First published in the Financial Times on 27th May 2014.

Perhaps regulations, forms and inspectors all make life easier and happier. But I doubt it

Red tape is the disease that only ever gets worse: but we seem to tolerate its endless creep as if it were a natural phenomenon, like the weather. Why is this?

Its increase is partly a result of risk aversion and avoidance of blame: there is a growing inability to tolerate any mistake, injury, wrongdoing or abnormality. Everywhere from playgrounds to building sites to factories, we are more afraid of accidents, more squeamish, more timid. Bureaucrats imagine the worst that can happen.

All this fear is exacerbated by litigation. Local government or businesses dealing with the public suffer ever higher liability insurance premiums, and rafts of claims. These undermine trust and mean more small print, more permits and more pedantry.

Technology empowers administrators. Big data permits them to collect ever more information, and monitor citizens with ever greater scrutiny – thanks to CCTV, telecom and online records, credit card use and all the rest. Because the welfare state feels obliged to carry out tasks that families or local communities used to do, there must be rules and supervision, since organisations cannot behave in the same flexible and informal way that friends can.

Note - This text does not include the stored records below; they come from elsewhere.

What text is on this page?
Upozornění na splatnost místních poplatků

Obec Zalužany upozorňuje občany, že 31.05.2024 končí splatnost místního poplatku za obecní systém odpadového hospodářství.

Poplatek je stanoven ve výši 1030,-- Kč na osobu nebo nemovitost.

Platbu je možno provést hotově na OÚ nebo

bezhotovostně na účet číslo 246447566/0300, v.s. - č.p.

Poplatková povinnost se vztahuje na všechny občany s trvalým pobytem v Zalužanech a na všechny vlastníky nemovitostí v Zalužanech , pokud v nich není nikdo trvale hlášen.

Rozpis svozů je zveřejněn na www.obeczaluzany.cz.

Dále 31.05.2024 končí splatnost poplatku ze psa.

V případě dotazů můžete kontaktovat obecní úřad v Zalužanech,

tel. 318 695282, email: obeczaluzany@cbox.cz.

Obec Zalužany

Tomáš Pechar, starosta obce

Political correctness is also a big driver of regulation – both serious and petty. Despite talk of localism, a tendency towards concentration of power at the centre is endemic in most organisations. Companies are larger than they used to be, and industries more consolidated. This leads to more layers of management, more processes, more rigidity.

Perhaps regulations, forms and inspectors all make life safer and happier. But somehow I doubt it. More often they manufacture tedium, waste resources, distract from real priorities, value procedure over substance and foster a mentality of box ticking rather than self-reliance. Frequently, all sense of proportion is lost and any sense of adventure suffocated, because there is always someone who forbids any new idea. Automation means jobs have disappeared, but many have been replaced by departments such as compliance. Hence the efficiencies of progress have been lost by armies of functionaries busy creating empires.

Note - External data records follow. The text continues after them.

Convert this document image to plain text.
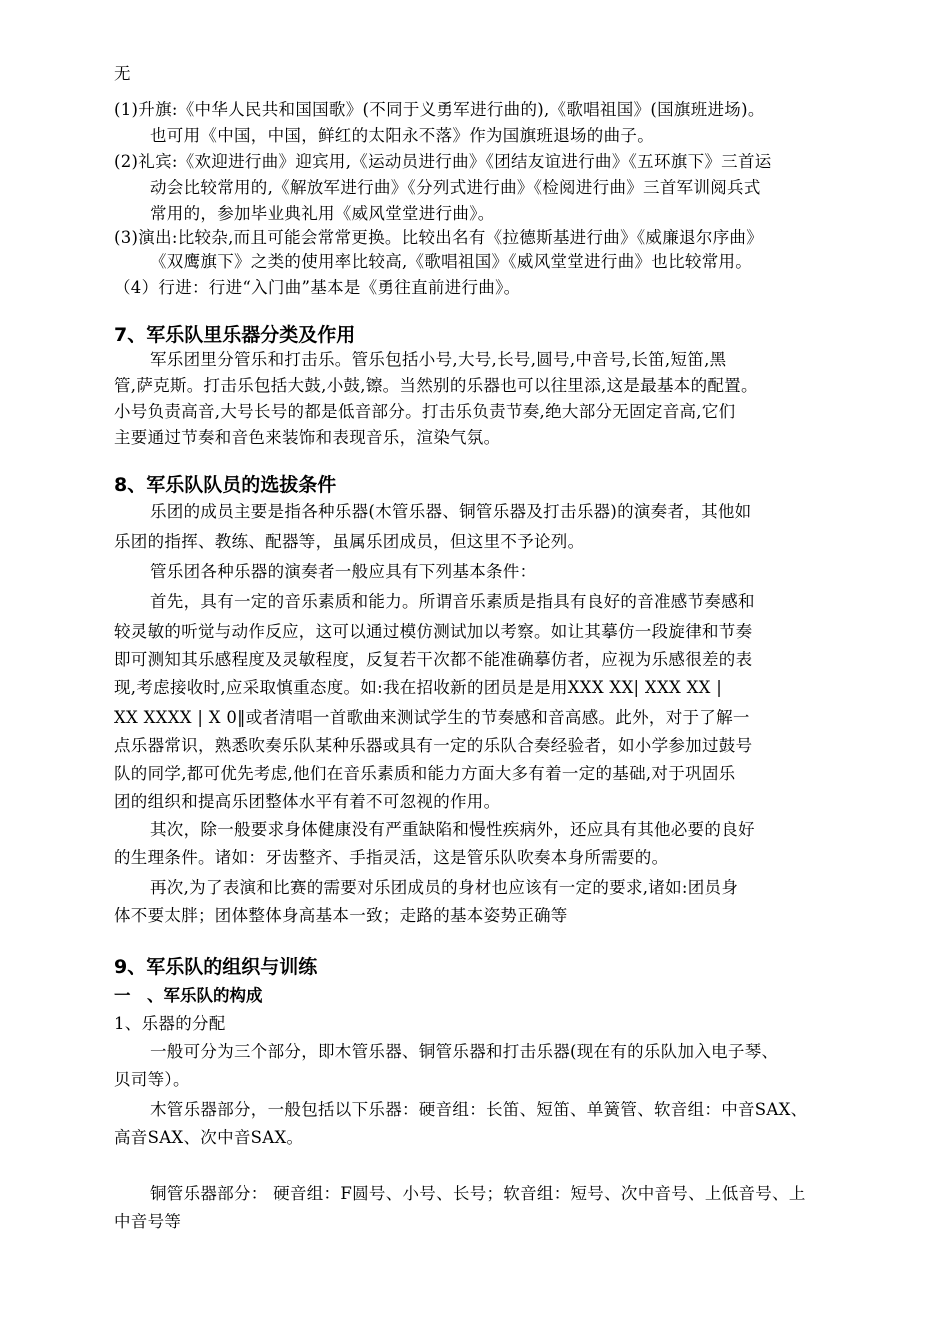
无
(1)升旗:《中华人民共和国国歌》(不同于义勇军进行曲的),《歌唱祖国》(国旗班进场)。
也可用《中国，中国，鲜红的太阳永不落》作为国旗班退场的曲子。
(2)礼宾:《欢迎进行曲》迎宾用,《运动员进行曲》《团结友谊进行曲》《五环旗下》三首运
动会比较常用的,《解放军进行曲》《分列式进行曲》《检阅进行曲》三首军训阅兵式
常用的，参加毕业典礼用《威风堂堂进行曲》。
(3)演出:比较杂,而且可能会常常更换。比较出名有《拉德斯基进行曲》《威廉退尔序曲》
《双鹰旗下》之类的使用率比较高,《歌唱祖国》《威风堂堂进行曲》也比较常用。
（4）行进：行进“入门曲”基本是《勇往直前进行曲》。
7、军乐队里乐器分类及作用
军乐团里分管乐和打击乐。管乐包括小号,大号,长号,圆号,中音号,长笛,短笛,黑
管,萨克斯。打击乐包括大鼓,小鼓,镲。当然别的乐器也可以往里添,这是最基本的配置。
小号负责高音,大号长号的都是低音部分。打击乐负责节奏,绝大部分无固定音高,它们
主要通过节奏和音色来装饰和表现音乐，渲染气氛。
8、军乐队队员的选拔条件
乐团的成员主要是指各种乐器(木管乐器、铜管乐器及打击乐器)的演奏者，其他如
乐团的指挥、教练、配器等，虽属乐团成员，但这里不予论列。
管乐团各种乐器的演奏者一般应具有下列基本条件：
首先，具有一定的音乐素质和能力。所谓音乐素质是指具有良好的音准感节奏感和
较灵敏的听觉与动作反应，这可以通过模仿测试加以考察。如让其摹仿一段旋律和节奏
即可测知其乐感程度及灵敏程度，反复若干次都不能准确摹仿者，应视为乐感很差的表
现,考虑接收时,应采取慎重态度。如:我在招收新的团员是是用XXX XX| XXX XX |
XX XXXX | X 0‖或者清唱一首歌曲来测试学生的节奏感和音高感。此外，对于了解一
点乐器常识，熟悉吹奏乐队某种乐器或具有一定的乐队合奏经验者，如小学参加过鼓号
队的同学,都可优先考虑,他们在音乐素质和能力方面大多有着一定的基础,对于巩固乐
团的组织和提高乐团整体水平有着不可忽视的作用。
其次，除一般要求身体健康没有严重缺陷和慢性疾病外，还应具有其他必要的良好
的生理条件。诸如：牙齿整齐、手指灵活，这是管乐队吹奏本身所需要的。
再次,为了表演和比赛的需要对乐团成员的身材也应该有一定的要求,诸如:团员身
体不要太胖；团体整体身高基本一致；走路的基本姿势正确等
9、军乐队的组织与训练
一　、军乐队的构成
1、乐器的分配
一般可分为三个部分，即木管乐器、铜管乐器和打击乐器(现在有的乐队加入电子琴、
贝司等）。
木管乐器部分，一般包括以下乐器：硬音组：长笛、短笛、单簧管、软音组：中音SAX、
高音SAX、次中音SAX。
铜管乐器部分： 硬音组：F圆号、小号、长号；软音组：短号、次中音号、上低音号、上
中音号等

Britain builds half as many new homes as required. This shuts out millions from property ownership. An antiquated planning system and rampant nimbyism inhibit and delay construction, and hugely increase property costs.

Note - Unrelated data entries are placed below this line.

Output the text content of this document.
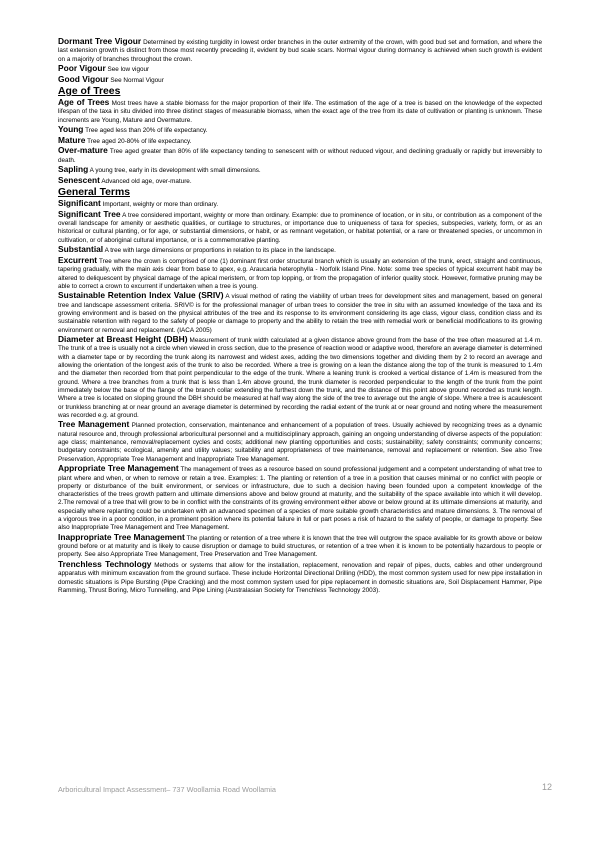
Dormant Tree Vigour Determined by existing turgidity in lowest order branches in the outer extremity of the crown, with good bud set and formation, and where the last extension growth is distinct from those most recently preceding it, evident by bud scale scars. Normal vigour during dormancy is achieved when such growth is evident on a majority of branches throughout the crown.
Poor Vigour See low vigour
Good Vigour See Normal Vigour
Age of Trees
Age of Trees Most trees have a stable biomass for the major proportion of their life. The estimation of the age of a tree is based on the knowledge of the expected lifespan of the taxa in situ divided into three distinct stages of measurable biomass, when the exact age of the tree from its date of cultivation or planting is unknown. These increments are Young, Mature and Overmature.
Young Tree aged less than 20% of life expectancy.
Mature Tree aged 20-80% of life expectancy.
Over-mature Tree aged greater than 80% of life expectancy tending to senescent with or without reduced vigour, and declining gradually or rapidly but irreversibly to death.
Sapling A young tree, early in its development with small dimensions.
Senescent Advanced old age, over-mature.
General Terms
Significant Important, weighty or more than ordinary.
Significant Tree A tree considered important, weighty or more than ordinary. Example: due to prominence of location, or in situ, or contribution as a component of the overall landscape for amenity or aesthetic qualities, or curtilage to structures, or importance due to uniqueness of taxa for species, subspecies, variety, form, or as an historical or cultural planting, or for age, or substantial dimensions, or habit, or as remnant vegetation, or habitat potential, or a rare or threatened species, or uncommon in cultivation, or of aboriginal cultural importance, or is a commemorative planting.
Substantial A tree with large dimensions or proportions in relation to its place in the landscape.
Excurrent Tree where the crown is comprised of one (1) dominant first order structural branch which is usually an extension of the trunk, erect, straight and continuous, tapering gradually, with the main axis clear from base to apex, e.g. Araucaria heterophylla - Norfolk Island Pine. Note: some tree species of typical excurrent habit may be altered to deliquescent by physical damage of the apical meristem, or from top lopping, or from the propagation of inferior quality stock. However, formative pruning may be able to correct a crown to excurrent if undertaken when a tree is young.
Sustainable Retention Index Value (SRIV) A visual method of rating the viability of urban trees for development sites and management, based on general tree and landscape assessment criteria. SRIV© is for the professional manager of urban trees to consider the tree in situ with an assumed knowledge of the taxa and its growing environment and is based on the physical attributes of the tree and its response to its environment considering its age class, vigour class, condition class and its sustainable retention with regard to the safety of people or damage to property and the ability to retain the tree with remedial work or beneficial modifications to its growing environment or removal and replacement. (IACA 2005)
Diameter at Breast Height (DBH) Measurement of trunk width calculated at a given distance above ground from the base of the tree often measured at 1.4 m. The trunk of a tree is usually not a circle when viewed in cross section, due to the presence of reaction wood or adaptive wood, therefore an average diameter is determined with a diameter tape or by recording the trunk along its narrowest and widest axes, adding the two dimensions together and dividing them by 2 to record an average and allowing the orientation of the longest axis of the trunk to also be recorded. Where a tree is growing on a lean the distance along the top of the trunk is measured to 1.4m and the diameter then recorded from that point perpendicular to the edge of the trunk. Where a leaning trunk is crooked a vertical distance of 1.4m is measured from the ground. Where a tree branches from a trunk that is less than 1.4m above ground, the trunk diameter is recorded perpendicular to the length of the trunk from the point immediately below the base of the flange of the branch collar extending the furthest down the trunk, and the distance of this point above ground recorded as trunk length. Where a tree is located on sloping ground the DBH should be measured at half way along the side of the tree to average out the angle of slope. Where a tree is acaulescent or trunkless branching at or near ground an average diameter is determined by recording the radial extent of the trunk at or near ground and noting where the measurement was recorded e.g. at ground.
Tree Management Planned protection, conservation, maintenance and enhancement of a population of trees. Usually achieved by recognizing trees as a dynamic natural resource and, through professional arboricultural personnel and a multidisciplinary approach, gaining an ongoing understanding of diverse aspects of the population: age class; maintenance, removal/replacement cycles and costs; additional new planting opportunities and costs; sustainability; safety constraints; community concerns; budgetary constraints; ecological, amenity and utility values; suitability and appropriateness of tree maintenance, removal and replacement or retention. See also Tree Preservation, Appropriate Tree Management and Inappropriate Tree Management.
Appropriate Tree Management The management of trees as a resource based on sound professional judgement and a competent understanding of what tree to plant where and when, or when to remove or retain a tree. Examples: 1. The planting or retention of a tree in a position that causes minimal or no conflict with people or property or disturbance of the built environment, or services or infrastructure, due to such a decision having been founded upon a competent knowledge of the characteristics of the trees growth pattern and ultimate dimensions above and below ground at maturity, and the suitability of the space available into which it will develop. 2.The removal of a tree that will grow to be in conflict with the constraints of its growing environment either above or below ground at its ultimate dimensions at maturity, and especially where replanting could be undertaken with an advanced specimen of a species of more suitable growth characteristics and mature dimensions. 3. The removal of a vigorous tree in a poor condition, in a prominent position where its potential failure in full or part poses a risk of hazard to the safety of people, or damage to property. See also Inappropriate Tree Management and Tree Management.
Inappropriate Tree Management The planting or retention of a tree where it is known that the tree will outgrow the space available for its growth above or below ground before or at maturity and is likely to cause disruption or damage to build structures, or retention of a tree when it is known to be potentially hazardous to people or property. See also Appropriate Tree Management, Tree Preservation and Tree Management.
Trenchless Technology Methods or systems that allow for the installation, replacement, renovation and repair of pipes, ducts, cables and other underground apparatus with minimum excavation from the ground surface. These include Horizontal Directional Drilling (HDD), the most common system used for new pipe installation in domestic situations is Pipe Bursting (Pipe Cracking) and the most common system used for pipe replacement in domestic situations are, Soil Displacement Hammer, Pipe Ramming, Thrust Boring, Micro Tunnelling, and Pipe Lining (Australasian Society for Trenchless Technology 2003).
Arboricultural Impact Assessment– 737 Woollamia Road Woollamia	12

Steve Morgan, chief executive of housebuilder Redrow, explained last year that the company had built several hundred houses on a site in the northwest a few years ago, on which it incurred nine planning consent conditions. A nearby site was recommended recently for approval, but this time with 103 conditions. I am surprised big projects ever get off the ground: many die because their sponsors lack superhuman perseverance.

My experience at the Institute of Cancer Research has proved to me that drugs take too long after discovery to reach patients. A typical development cycle can be 15 years or more, and involve hundreds of millions of dollars in trial costs. This delay and expense cannot be in society’s wider interest. Much of this is bureaucratic paranoia brought about by rare, historic tragedies such as Thalidomide.

The British government has tried in recent years to tackle the red tape virus by abolishing “outdated, burdensome or overcomplicated” regulations under its Red Tape Challenge. It has achieved successes in areas such as employment law. But deregulation is fiendishly difficult. Many rules are well intentioned and appear harmless. Meanwhile vested interests defend their sinecures. India has a magazine called Bureaucracy Today, which claims a readership that is in charge of 70 per cent of the country’s GDP. I think it is one of the most depressing publications I’ve ever seen. I wish Narendra Modi, India’s new prime minister, good luck in reforming that aspect of Indian culture – for which the British are partly responsible.

A vibrant nation should promote innovation and reward risk takers. Red tape strangles such initiatives. During prosperous peacetime, the enemy comes from within: as the novelist Mary McCarthy wrote: “Bureaucracy, the rule of no one, has become the modern form of despotism.”